Deletion of Calponin 2 Reduces the Formation of Postoperative Peritoneal Adhesions

Abstract

Aim of the study: Postoperative peritoneal adhesions are a common cause of morbidity after surgery, resulting in multiple complications. Macrophage-mediated inflammation and myofibroblast differentiation after tissue injury play central roles in the pathogenesis and progression of adhesion formation. Calponin 2 is an actin cytoskeleton regulatory protein in endothelial cells, macrophages and fibroblasts that are key players in the development of fibrosis. Deletion of calponin 2 has been shown to attenuate inflammatory arthritis, atherosclerosis and fibrocalcification of the aortic valves. The present study investigated the effect of calponin 2 deletion on attenuating the formation of peritoneal adhesions in a mouse model for potential use as a new therapeutic target.Materials and methods: Sterile surgical procedures under general anesthesia were used on paired wild type (WT) and calponin 2 knockout (KO) mice to generate mild injury on the cecal and abdominal wall peritonea. Three and seven days post-operation, the mice were compared postmortem for the formation of peritoneal adhesions. Tissues at the adhesion sites were examined with histology and immunofluorescent studies for macrophage and myofibroblast activations.Results: Quantitative scoring demonstrated that calponin 2 KO mice developed significantly less postoperative peritoneal adhesions than that in WT mice. Calponin 2 deletion resulted in less infiltration of F4/80⁺ macrophages at the adhesion sites with less myofibroblast differentiation and collagen deposition than WT controls.Conclusions: The data show that deletion of calponin 2 effectively reduces postoperative peritoneal adhesion, presenting a novel molecular target for clinical prevention.
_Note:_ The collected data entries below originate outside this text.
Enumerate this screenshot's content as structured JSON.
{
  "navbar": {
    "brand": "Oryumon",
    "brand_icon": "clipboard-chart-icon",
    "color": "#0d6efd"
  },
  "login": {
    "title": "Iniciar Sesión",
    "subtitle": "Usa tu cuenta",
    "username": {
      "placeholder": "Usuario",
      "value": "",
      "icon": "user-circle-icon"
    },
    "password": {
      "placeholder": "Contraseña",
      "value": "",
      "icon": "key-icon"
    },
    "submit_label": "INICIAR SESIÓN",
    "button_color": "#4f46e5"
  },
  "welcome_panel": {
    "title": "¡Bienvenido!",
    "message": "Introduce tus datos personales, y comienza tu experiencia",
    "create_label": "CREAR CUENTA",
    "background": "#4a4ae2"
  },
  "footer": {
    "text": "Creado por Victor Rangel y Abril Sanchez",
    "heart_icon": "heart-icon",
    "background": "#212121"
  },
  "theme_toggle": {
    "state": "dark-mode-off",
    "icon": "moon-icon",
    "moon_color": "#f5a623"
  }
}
Keywords: Calponin 2; inflammation; myofibroblast; peritoneal adhesions.

Figure 1.. Western blot conformation of Cnn2 KO mice.

12% SDS-polyacrylamide gel of total protein extract from spleen tissue and Western blot of a replica gel using an anti-calponin2 antibody RAH2 confirmed the complete deletion of calponin 2 in Cnn2^−/− mice. Wild type (WT) mouse spleen was used as control.
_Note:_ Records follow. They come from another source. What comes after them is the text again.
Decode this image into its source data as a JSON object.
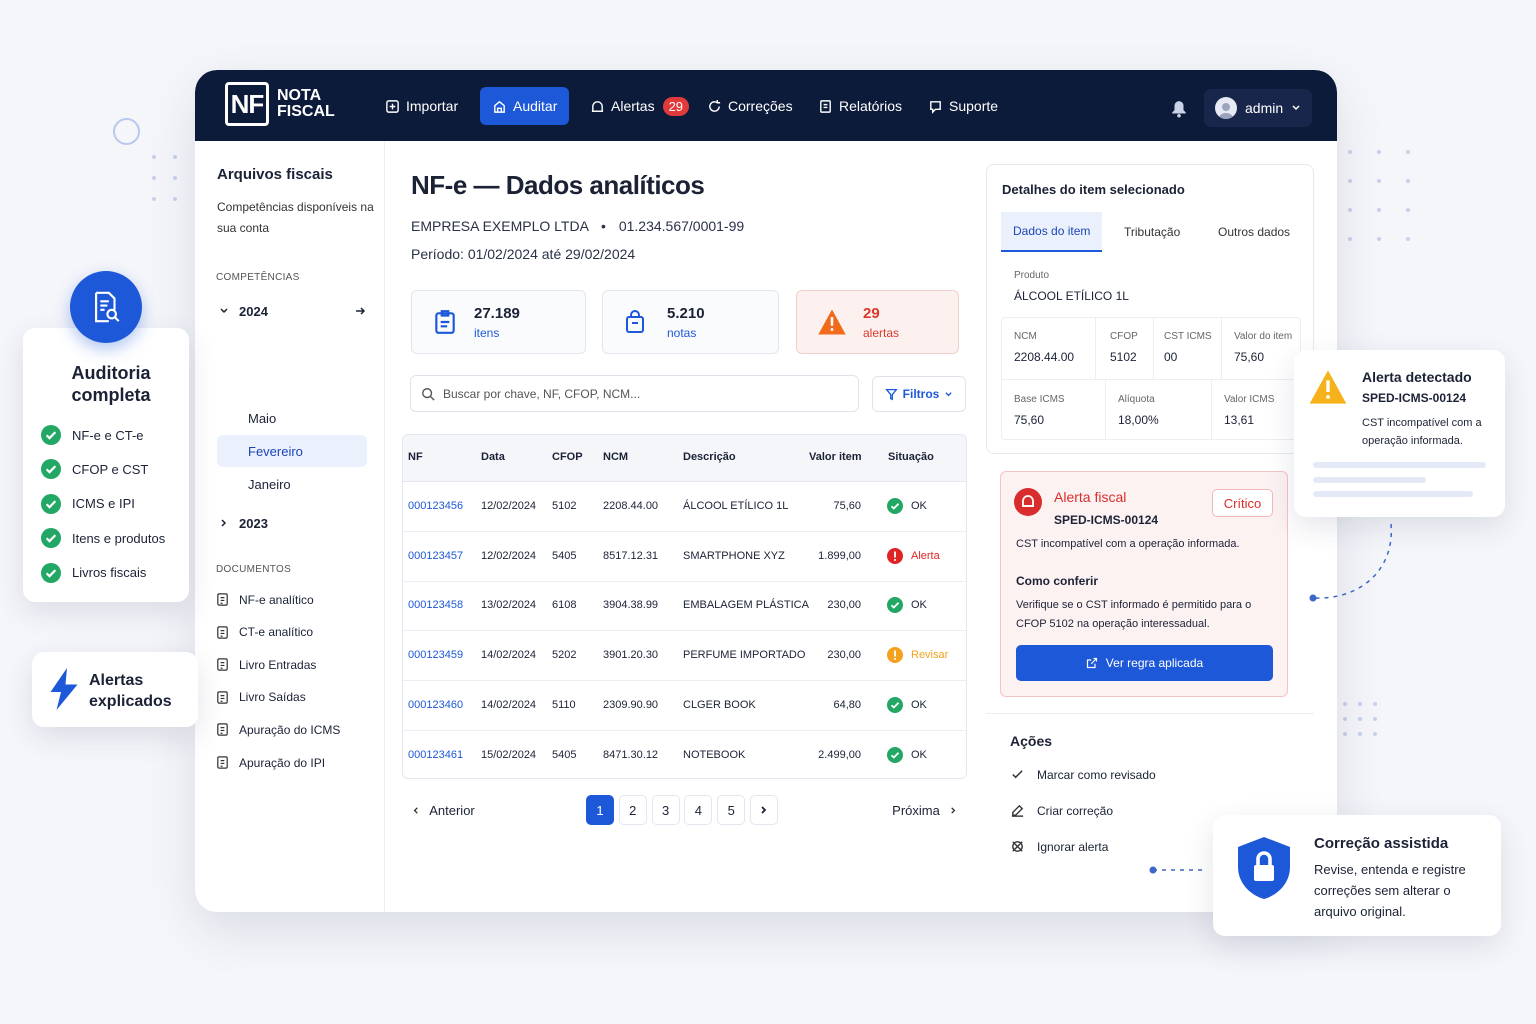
{
  "brand": {
    "logo_mark": "NF",
    "line1": "NOTA",
    "line2": "FISCAL"
  },
  "nav": {
    "importar": "Importar",
    "auditar": "Auditar",
    "alertas": "Alertas",
    "alertas_count": "29",
    "correcoes": "Correções",
    "relatorios": "Relatórios",
    "suporte": "Suporte",
    "user": "admin"
  },
  "sidebar": {
    "title": "Arquivos fiscais",
    "subtitle": "Competências disponíveis na sua conta",
    "competencias_label": "COMPETÊNCIAS",
    "year_2024": "2024",
    "months": [
      "Maio",
      "Fevereiro",
      "Janeiro"
    ],
    "selected_month": "Fevereiro",
    "year_2023": "2023",
    "documentos_label": "DOCUMENTOS",
    "docs": [
      "NF-e analítico",
      "CT-e analítico",
      "Livro Entradas",
      "Livro Saídas",
      "Apuração do ICMS",
      "Apuração do IPI"
    ]
  },
  "main": {
    "title": "NF-e — Dados analíticos",
    "company": "EMPRESA EXEMPLO LTDA",
    "cnpj": "01.234.567/0001-99",
    "period": "Período: 01/02/2024 até 29/02/2024",
    "stats": [
      {
        "value": "27.189",
        "label": "itens"
      },
      {
        "value": "5.210",
        "label": "notas"
      },
      {
        "value": "29",
        "label": "alertas"
      }
    ],
    "search_placeholder": "Buscar por chave, NF, CFOP, NCM...",
    "filters": "Filtros"
  },
  "table": {
    "headers": [
      "NF",
      "Data",
      "CFOP",
      "NCM",
      "Descrição",
      "Valor item",
      "Situação"
    ],
    "rows": [
      {
        "nf": "000123456",
        "data": "12/02/2024",
        "cfop": "5102",
        "ncm": "2208.44.00",
        "desc": "ÁLCOOL ETÍLICO 1L",
        "valor": "75,60",
        "status": "OK"
      },
      {
        "nf": "000123457",
        "data": "12/02/2024",
        "cfop": "5405",
        "ncm": "8517.12.31",
        "desc": "SMARTPHONE XYZ",
        "valor": "1.899,00",
        "status": "Alerta"
      },
      {
        "nf": "000123458",
        "data": "13/02/2024",
        "cfop": "6108",
        "ncm": "3904.38.99",
        "desc": "EMBALAGEM PLÁSTICA",
        "valor": "230,00",
        "status": "OK"
      },
      {
        "nf": "000123459",
        "data": "14/02/2024",
        "cfop": "5202",
        "ncm": "3901.20.30",
        "desc": "PERFUME IMPORTADO",
        "valor": "230,00",
        "status": "Revisar"
      },
      {
        "nf": "000123460",
        "data": "14/02/2024",
        "cfop": "5110",
        "ncm": "2309.90.90",
        "desc": "CLGER BOOK",
        "valor": "64,80",
        "status": "OK"
      },
      {
        "nf": "000123461",
        "data": "15/02/2024",
        "cfop": "5405",
        "ncm": "8471.30.12",
        "desc": "NOTEBOOK",
        "valor": "2.499,00",
        "status": "OK"
      }
    ]
  },
  "pagination": {
    "prev": "Anterior",
    "next": "Próxima",
    "pages": [
      "1",
      "2",
      "3",
      "4",
      "5"
    ],
    "current": "1"
  },
  "detail": {
    "title": "Detalhes do item selecionado",
    "tabs": [
      "Dados do item",
      "Tributação",
      "Outros dados"
    ],
    "produto_label": "Produto",
    "produto": "ÁLCOOL ETÍLICO 1L",
    "ncm_label": "NCM",
    "ncm": "2208.44.00",
    "cfop_label": "CFOP",
    "cfop": "5102",
    "cst_label": "CST ICMS",
    "cst": "00",
    "valor_label": "Valor do item",
    "valor": "75,60",
    "base_label": "Base ICMS",
    "base": "75,60",
    "aliquota_label": "Alíquota",
    "aliquota": "18,00%",
    "vicms_label": "Valor ICMS",
    "vicms": "13,61"
  },
  "alert": {
    "title": "Alerta fiscal",
    "badge": "Crítico",
    "code": "SPED-ICMS-00124",
    "message": "CST incompatível com a operação informada.",
    "how_title": "Como conferir",
    "how_text": "Verifique se o CST informado é permitido para o CFOP 5102 na operação interessadual.",
    "button": "Ver regra aplicada"
  },
  "acoes": {
    "title": "Ações",
    "items": [
      "Marcar como revisado",
      "Criar correção",
      "Ignorar alerta"
    ]
  },
  "float_audit": {
    "title": "Auditoria completa",
    "items": [
      "NF-e e CT-e",
      "CFOP e CST",
      "ICMS e IPI",
      "Itens e produtos",
      "Livros fiscais"
    ]
  },
  "float_alertas": {
    "title": "Alertas explicados"
  },
  "float_detected": {
    "title": "Alerta detectado",
    "code": "SPED-ICMS-00124",
    "message": "CST incompatível com a operação informada."
  },
  "float_correcao": {
    "title": "Correção assistida",
    "text": "Revise, entenda e registre correções sem alterar o arquivo original."
  },
  "colors": {
    "navy": "#0d1b3a",
    "accent": "#1d58d8",
    "danger": "#e13a3a",
    "ok": "#22a765",
    "warn": "#f4a21d"
  }
}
Figure 2.. Surgical induction of peritoneal adhesions.

A. An area defined using an underneath 9 mm × 9 mm metal plate was abraded, producing a rough surface with mild petechiae without bleeding or oozing. B. The entirely abraded cecum showing a rough surface of the visceral peritoneum was folded to make contact between the injured surfaces before replacement into the abdominal cavity.

Figure 3.. Examples of scored cecal adhesions.
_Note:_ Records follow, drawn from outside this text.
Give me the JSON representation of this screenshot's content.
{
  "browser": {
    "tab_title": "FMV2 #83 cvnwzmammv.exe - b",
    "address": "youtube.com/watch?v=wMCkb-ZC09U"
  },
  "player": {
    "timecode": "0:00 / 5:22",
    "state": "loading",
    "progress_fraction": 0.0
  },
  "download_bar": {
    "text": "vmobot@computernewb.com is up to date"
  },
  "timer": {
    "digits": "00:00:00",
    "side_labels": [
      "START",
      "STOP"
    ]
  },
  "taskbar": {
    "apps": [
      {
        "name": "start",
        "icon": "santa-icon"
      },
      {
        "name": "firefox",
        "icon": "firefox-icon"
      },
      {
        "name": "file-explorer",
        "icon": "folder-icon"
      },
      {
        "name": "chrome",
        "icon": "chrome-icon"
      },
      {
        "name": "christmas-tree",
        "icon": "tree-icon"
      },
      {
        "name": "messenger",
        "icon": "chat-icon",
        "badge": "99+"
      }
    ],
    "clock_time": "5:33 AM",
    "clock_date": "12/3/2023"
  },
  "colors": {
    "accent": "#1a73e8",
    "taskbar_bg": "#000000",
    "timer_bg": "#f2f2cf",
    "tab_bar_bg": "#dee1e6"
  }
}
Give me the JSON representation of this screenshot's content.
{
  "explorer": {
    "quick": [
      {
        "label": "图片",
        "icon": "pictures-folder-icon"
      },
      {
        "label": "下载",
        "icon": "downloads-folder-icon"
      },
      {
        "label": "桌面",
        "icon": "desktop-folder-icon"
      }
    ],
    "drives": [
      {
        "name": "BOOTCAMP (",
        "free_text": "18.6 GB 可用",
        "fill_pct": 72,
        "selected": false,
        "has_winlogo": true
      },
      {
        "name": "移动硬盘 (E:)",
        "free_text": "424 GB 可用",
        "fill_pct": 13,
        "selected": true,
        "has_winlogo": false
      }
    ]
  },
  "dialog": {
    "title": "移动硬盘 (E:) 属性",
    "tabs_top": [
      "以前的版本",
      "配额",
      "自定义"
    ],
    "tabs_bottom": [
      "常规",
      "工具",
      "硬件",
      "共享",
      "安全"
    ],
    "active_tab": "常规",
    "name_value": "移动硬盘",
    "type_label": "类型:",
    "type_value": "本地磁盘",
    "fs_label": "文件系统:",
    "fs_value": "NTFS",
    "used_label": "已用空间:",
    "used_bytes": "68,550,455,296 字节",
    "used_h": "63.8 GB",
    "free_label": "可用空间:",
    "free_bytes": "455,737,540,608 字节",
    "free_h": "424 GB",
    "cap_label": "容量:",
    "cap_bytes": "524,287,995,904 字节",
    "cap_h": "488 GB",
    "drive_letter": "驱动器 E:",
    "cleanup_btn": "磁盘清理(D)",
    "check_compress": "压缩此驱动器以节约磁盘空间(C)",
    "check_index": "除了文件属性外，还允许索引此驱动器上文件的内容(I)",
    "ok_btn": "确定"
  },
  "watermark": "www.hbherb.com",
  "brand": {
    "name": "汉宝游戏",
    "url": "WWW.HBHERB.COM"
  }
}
A. Score 1 represents minimal adhesions causing cecal wall contractures such as that pointed by the arrow. B. Score 2 corresponds to adhesions formed in less than 50% of the cecum length such as that between the two arrowheads. C. Score 3 is for adhesions formed in more than 50% of the cecum length such as the region outlined by the three arrowheads corresponding to ~90% of the cecum length. D. Score 4 indicates additional adhesions between cecum and abdominal wall or other organs. The arrows indicate adhesions formed between cecum and abdominal wall.

Figure 4:. Deletion of calponin 2 minimizes the formation of proliferating mesothelial layer and collagen deposition in postoperative Day 7 peritoneal adhesions.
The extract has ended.